Ah bien, l’Éthiopie, le nilotique, tout ça là-bas au fin fond de l’Afrique, sans doute m’y suis-je promené et je t’avoue que je ne me souviens pas particulièrement de Mandura. Il faut cependant se dire que les gens de Mandura ne doivznt pas me prendre en grippe pour autant. Oui, oui, dit Lucien l’âne, qu’ils ne prennent pas ombrage de ce manque de souvenirs les concernant, mais il y a tant de lieux et tant de gens dans le monde et tant des moments dans une existence et comme on commence à le savoir dans notre société, la faculté d’oubli est une nécessité et même une des fonctions essentielles de la mémoire ; surtout dans mon cas ; c’est le revers de la médaille de mon infinitude relative, car nul ne sait quand j’ai commencé, nul ne sait quand je finirai. Bref, concernant la nécessité de l’oubli, c’est facile à comprendre. Il y a d’abord un point de vue que je qualifierai de logistique, on ne peut pas plus entasser les souvenirs dans un cerveau que des choses dans un entrepôt. Aussi grand soit-il, un entrepôt a des limites et si on peut maximiser l’entreposage, cela passe par des aménagements spécifiques et des dépenses énergétiques (par exemple, pour empiler, stocker rationnellement) et par un triage, une mise en ordre pour pouvoir retrouver les divers éléments. Tout cela aussi suppose une dépense d’énergie qui a également ses limites. Comme disait ma grand-mère, il y des limites à tout. Cela dit, tu n’as pas répondu à mon attente ; je ne sais toujours pas ce que raconte la chanson.

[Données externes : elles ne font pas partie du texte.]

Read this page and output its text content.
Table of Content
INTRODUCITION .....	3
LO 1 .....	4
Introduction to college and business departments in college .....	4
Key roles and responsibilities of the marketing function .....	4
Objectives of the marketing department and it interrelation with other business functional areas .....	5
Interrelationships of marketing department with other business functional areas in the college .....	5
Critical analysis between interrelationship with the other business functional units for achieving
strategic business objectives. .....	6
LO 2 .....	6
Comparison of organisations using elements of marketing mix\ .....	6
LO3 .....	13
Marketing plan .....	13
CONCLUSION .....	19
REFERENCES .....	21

En effet, Lucien l’âne mon ami, je ne t’ai pas encore dit ce que raconte cette chanson. Ce qu’elle raconte est finalement assez simple, si on s’en tient au premier niveau de lecture. C’est l’histoire d’un pays – en l’occurrence, Mandura, qui est sous la coupe d’un souverain qui est convaincu qu’il faut imposer son autorité par la force et la terreur. Il le fait si bien et si fort que le pays vit dans une ambiance de suspicion et de répression permanente et qu’il donne au roi le surnom de Peur. Dans ce pays, la population entière n’ose plus parler car, murmure-t-elle « les murs ont des oreilles ». Elle se réfugie dans le silence, Mandura devient mutique et s’éloigne totalement de ce royaume de Peur, si bien ou si mal que quand la guerre éclate, il n’y pas un habitant pour défendre le royaume et le roi.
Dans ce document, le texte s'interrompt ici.